I know what you’re thinking.
“Not another article calling for Millennial inclusion!”
I get it. Millennials have been the central pain point for the past fifteen years. They’ve graced the front pages of countless magazines, and their narrative has been one of the loudest within the business world. But there’s an excellent reason for that.
Millennials don’t have to work for you.
According to a recent survey by GoDaddy, Millennials are leading the pack when it comes to entrepreneurship. This reality is economically encouraging. But it’s a headache for established businesses.
Millennials are the most entrepreneurial generation yet.
Previous generations had to climb the corporate ladder, wait for their number to be called, and prove their work ethic for years before they were graced with a promotion. Today, that’s not the case.
It’s true. Millennials can appear quite bullish in their approach to the workplace. But, in all honesty, their lateral preference is exactly what we need right now.
Millennials expect to participate. They don’t see the point in hierarchical leadership. If they have something to say, they don’t remain silent.
If companies want to survive, they need to change things up and invite their younger employees to shape their narrative––and in many cases, they need Millennials to save their business.
This article will help you understand what younger generations value within the workplace and how their specific preferences can help save your company. Yes. Millennials are unconventional and they think differently than previous generations. But, their ability to think outside the box and color outside the lines is what you need if you want your business to thrive!
So, grab your coffee and write down some notes. Here are three things that Millennials value and expect from your organization.
Millennials Value Your Mission, More than they Value Your Management
Previous generations worked for individuals. They valued companies because of those in executive leadership positions.

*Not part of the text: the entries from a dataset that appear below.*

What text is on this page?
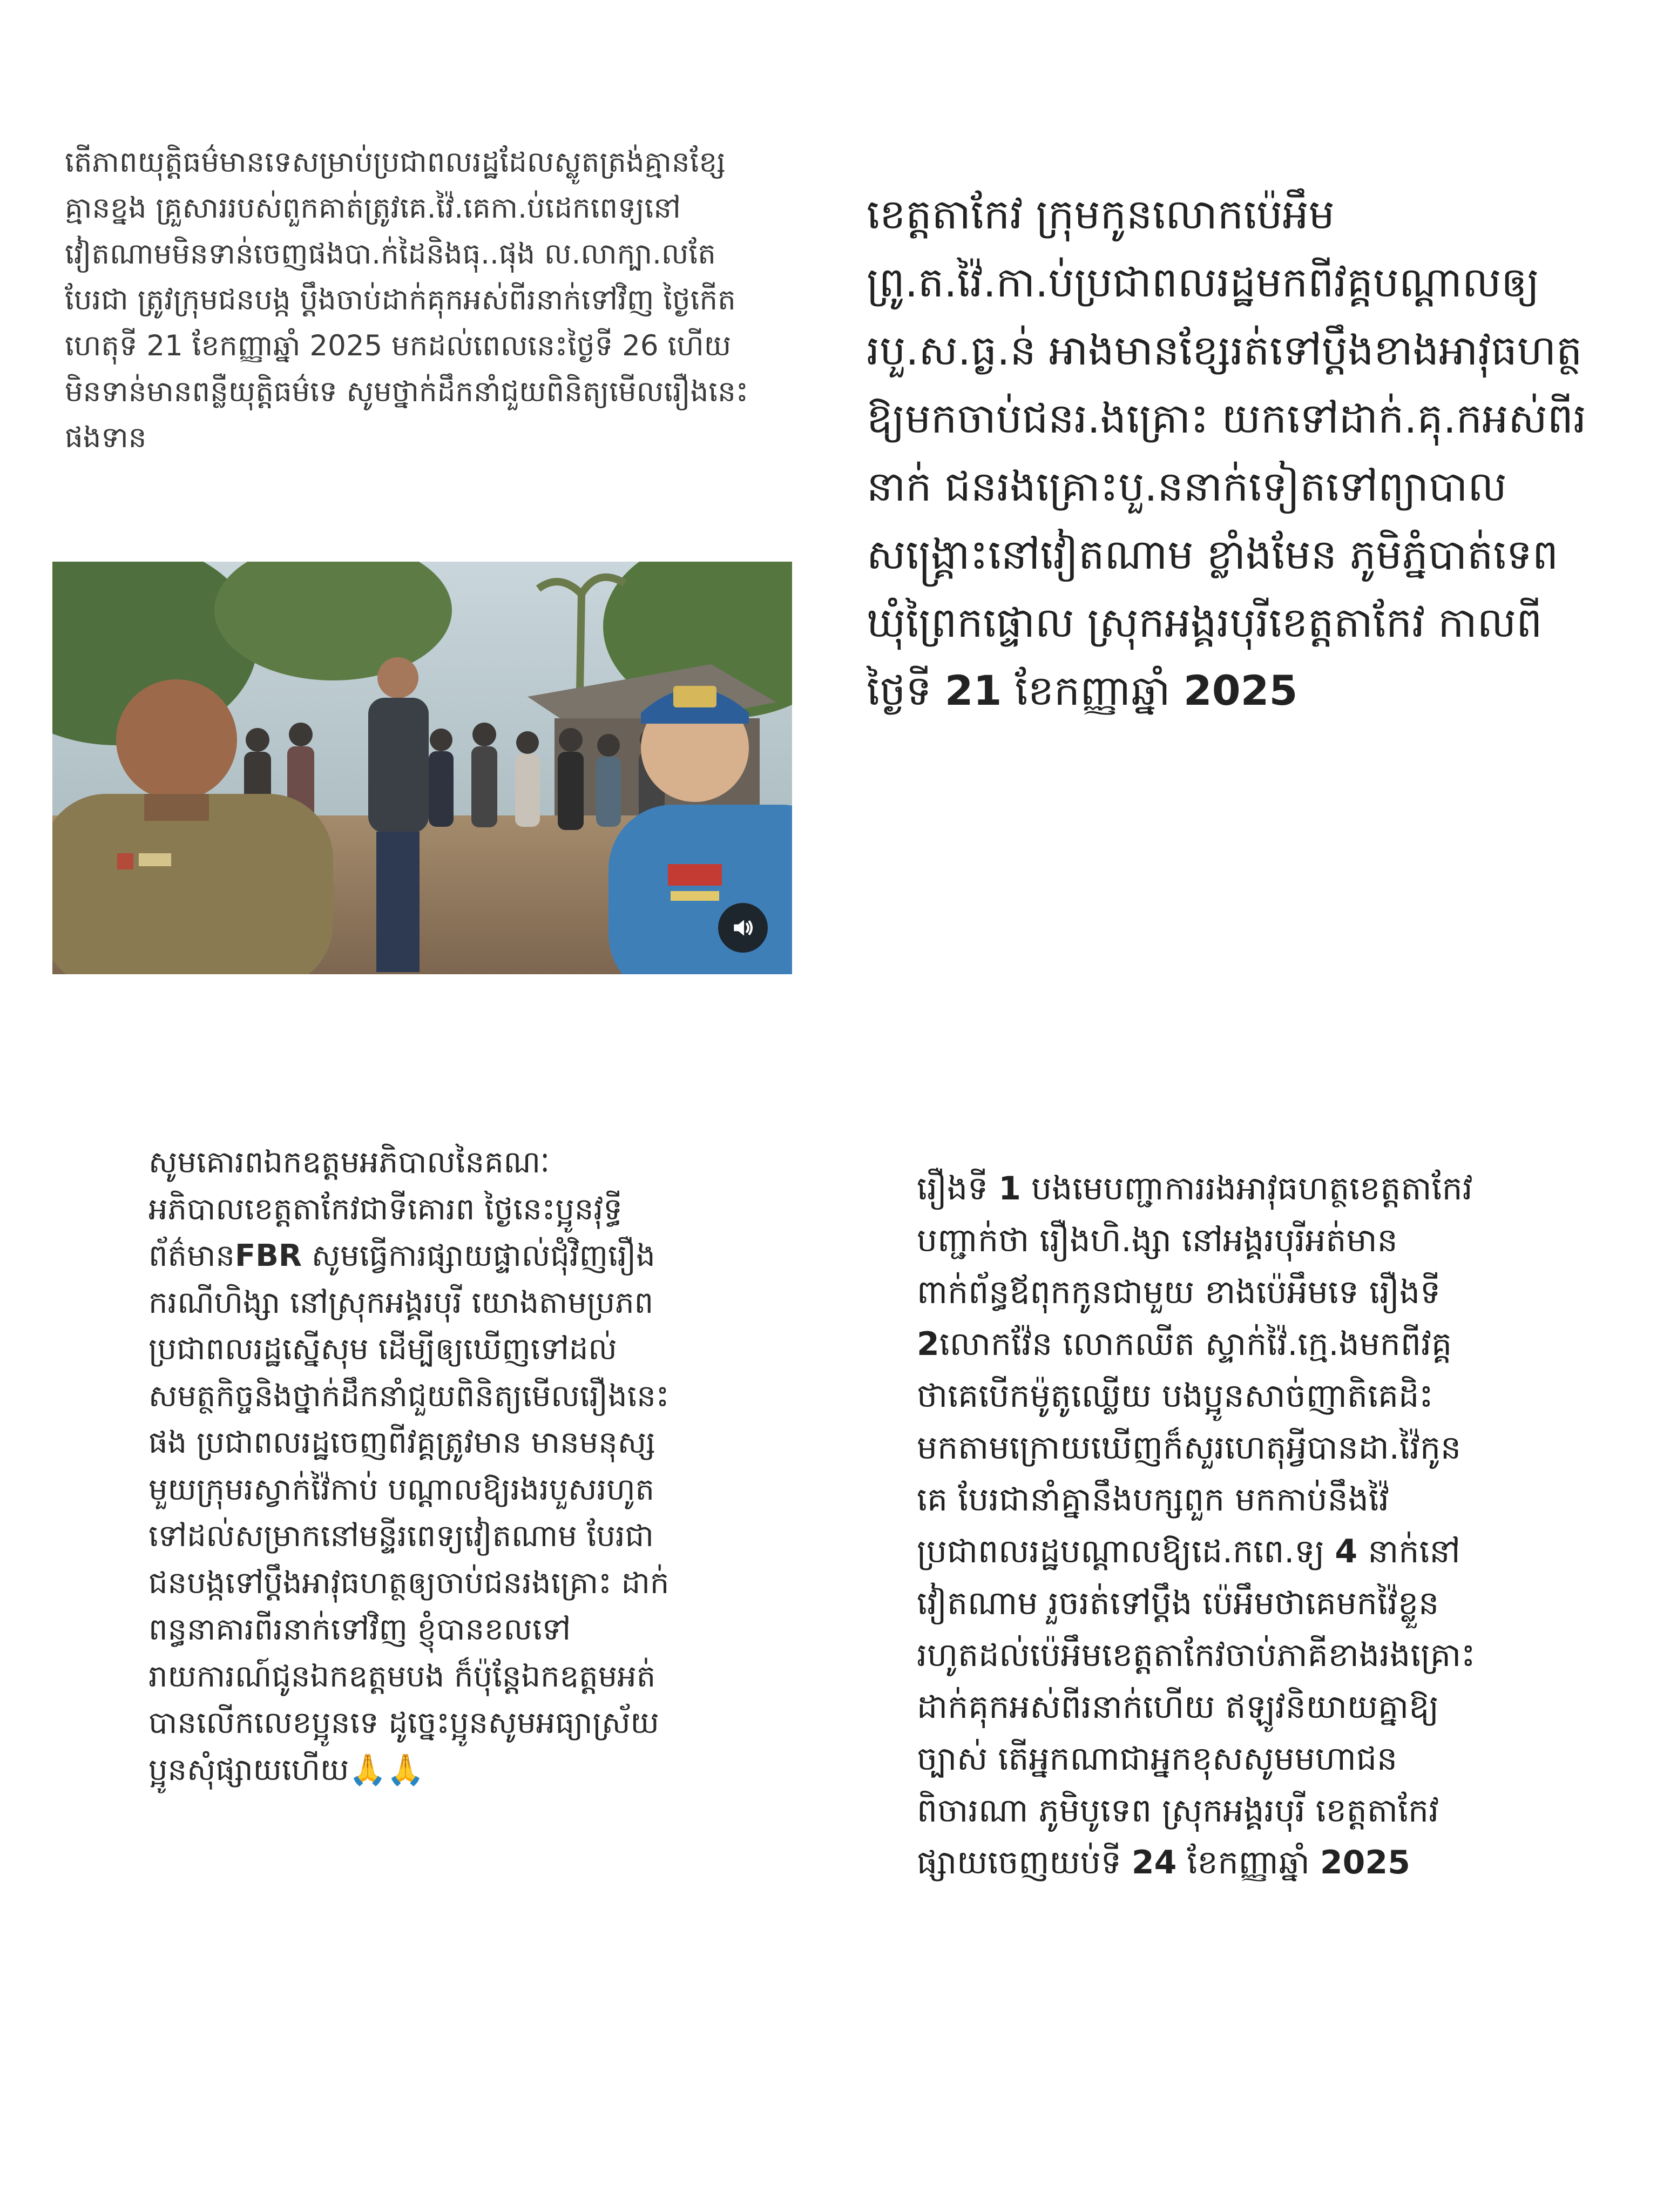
តើភាពយុត្តិធម៌មានទេសម្រាប់ប្រជាពលរដ្ឋដែលស្លូតត្រង់គ្មានខ្សែ
គ្មានខ្នង គ្រួសាររបស់ពួកគាត់ត្រូវគេ.វ៉ៃ.គេកា.ប់ដេកពេទ្យនៅ
វៀតណាមមិនទាន់ចេញផងបា.ក់ដៃនិងធុ..ផុង ល.លាក្បា.លតែ
បែរជា ត្រូវក្រុមជនបង្ក ប្តឹងចាប់ដាក់គុកអស់ពីរនាក់ទៅវិញ ថ្ងៃកើត
ហេតុទី 21 ខែកញ្ញាឆ្នាំ 2025 មកដល់ពេលនេះថ្ងៃទី 26 ហើយ
មិនទាន់មានពន្លឺយុត្តិធម៌ទេ សូមថ្នាក់ដឹកនាំជួយពិនិត្យមើលរឿងនេះ
ផងទាន
ខេត្តតាកែវ ក្រុមកូនលោកប៉េអឹម
ព្រូ.ត.វ៉ៃ.កា.ប់ប្រជាពលរដ្ឋមកពីវគ្គបណ្តាលឲ្យ
របួ.ស.ធ្ង.ន់ អាងមានខ្សែរត់ទៅប្តឹងខាងអាវុធហត្ថ
ឱ្យមកចាប់ជនរ.ងគ្រោះ យកទៅដាក់.គុ.កអស់ពីរ
នាក់ ជនរងគ្រោះបួ.ននាក់ទៀតទៅព្យាបាល
សង្គ្រោះនៅវៀតណាម ខ្លាំងមែន ភូមិភ្នំបាត់ទេព
ឃុំព្រៃកផ្ទោល ស្រុកអង្គរបុរីខេត្តតាកែវ កាលពី
ថ្ងៃទី 21 ខែកញ្ញាឆ្នាំ 2025
សូមគោរពឯកឧត្តមអភិបាលនៃគណៈ
អភិបាលខេត្តតាកែវជាទីគោរព ថ្ងៃនេះប្អូនវុទ្ធី
ព័ត៌មានFBR សូមធ្វើការផ្សាយផ្ទាល់ជុំវិញរឿង
ករណីហិង្សា នៅស្រុកអង្គរបុរី យោងតាមប្រភព
ប្រជាពលរដ្ឋស្នើសុម ដើម្បីឲ្យឃើញទៅដល់
សមត្ថកិច្ចនិងថ្នាក់ដឹកនាំជួយពិនិត្យមើលរឿងនេះ
ផង ប្រជាពលរដ្ឋចេញពីវគ្គត្រូវមាន មានមនុស្ស
មួយក្រុមរស្វាក់វ៉ៃកាប់ បណ្តាលឱ្យរងរបួសរហូត
ទៅដល់សម្រាកនៅមន្ទីរពេទ្យវៀតណាម បែរជា
ជនបង្កទៅប្តឹងអាវុធហត្ថឲ្យចាប់ជនរងគ្រោះ ដាក់
ពន្ធនាគារពីរនាក់ទៅវិញ ខ្ញុំបានខលទៅ
រាយការណ៍ជូនឯកឧត្តមបង ក៏ប៉ុន្តែឯកឧត្តមអត់
បានលើកលេខប្អូនទេ ដូច្នេះប្អូនសូមអធ្យាស្រ័យ
ប្អូនសុំផ្សាយហើយ🙏🙏
រឿងទី 1 បងមេបញ្ជាការរងអាវុធហត្ថខេត្តតាកែវ
បញ្ជាក់ថា រឿងហិ.ង្សា នៅអង្គរបុរីអត់មាន
ពាក់ព័ន្ធឪពុកកូនជាមួយ ខាងប៉េអឹមទេ រឿងទី
2លោកវ៉ែន លោកឈីត ស្ទាក់វ៉ៃ.ក្មេ.ងមកពីវគ្គ
ថាគេបើកម៉ូតូឈ្លើយ បងប្អូនសាច់ញាតិគេដិះ
មកតាមក្រោយឃើញក៏សួរហេតុអ្វីបានដា.វ៉ៃកូន
គេ បែរជានាំគ្នានឹងបក្សពួក មកកាប់នឹងវ៉ៃ
ប្រជាពលរដ្ឋបណ្តាលឱ្យដេ.កពេ.ទ្យ 4 នាក់នៅ
វៀតណាម រួចរត់ទៅប្តឹង ប៉េអឹមថាគេមកវ៉ៃខ្លួន
រហូតដល់ប៉េអឹមខេត្តតាកែវចាប់ភាគីខាងរងគ្រោះ
ដាក់គុកអស់ពីរនាក់ហើយ ឥឡូវនិយាយគ្នាឱ្យ
ច្បាស់ តើអ្នកណាជាអ្នកខុសសូមមហាជន
ពិចារណា ភូមិបូទេព ស្រុកអង្គរបុរី ខេត្តតាកែវ
ផ្សាយចេញយប់ទី 24 ខែកញ្ញាឆ្នាំ 2025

Millennials could care less about the CEO.
This generation values your company’s mission. Not, your prestige or your position.
When business leaders understand this shift in value it gives them the ability to lead from a different stance. They no longer have to vie for popularity or entertain their employees to win their loyalty. It’s no longer about working for a charismatic leader––but working for a compelling purpose.
Millennials are not loyal to the CEO. They are dedicated to the company’s mission.
This is good news. Companies no longer have to inspire their employees with riveting orations. Now, charismatic leaders are still valuable. But, they are no longer the heart and soul of the company.
Millennials are passionate about progress and philanthropy. And In many ways, they care more about the why than the what. If companies are willing to create a mission that is compelling. They’ll gain the attention and investment from their team.
Millennials Don’t Color Inside The Lines, They Paint A New Picture
Corporations can no longer play by the same rules. Especially since those rules no longer apply.
If corporations want to succeed in 2021, they have to switch their mindset and rewrite their workplace culture.
If you want your company to survive, then you need to ask for positive and negative feedback.
Now, I’m not talking about a year-end-review. If you want Millennials to bring life back to your company, you need to invite them to rewrite the script. Previous generations might have been comfortable having annual check-ins and working in isolation, but Millennials are a completely different breed.They expect to grade you on your performance, not just receive your review.
Millennials Want To Have A Conversation, Not Listen To A Monologue
Younger generations view the workplace as conversational. They don’t see policies and practices as cemented constructs.
In many ways, Millennials view the workplace environment as fluid because they value lateral leadership and team-oriented productivity.
Most employees don’t want to be beat over the head with information. They want to have the freedom to seek it out and form their own questions.
If your business is failing, there’s hope. But, you have to be willing to create a company of conversation, not attend a mandatory monologue.
Develop a mission that compels your employees to action and attraction.
Younger generations can change the narrative of your business. They can save your company and breathe new life into your organization. But, you have to be willing to invite your Millennial employees to the table.
Remember, high-achieving leaders are not stagnant. They seek development and embrace change. After all, success is not dependent upon tradition, but innovation.
So, can your business survive and succeed in 2021?
Your business is more than your four walls and your stock numbers.
If you’re ready to allow Millennials to others to paint their perspective within the boardroom, you’ll be able to sustain your company into the future.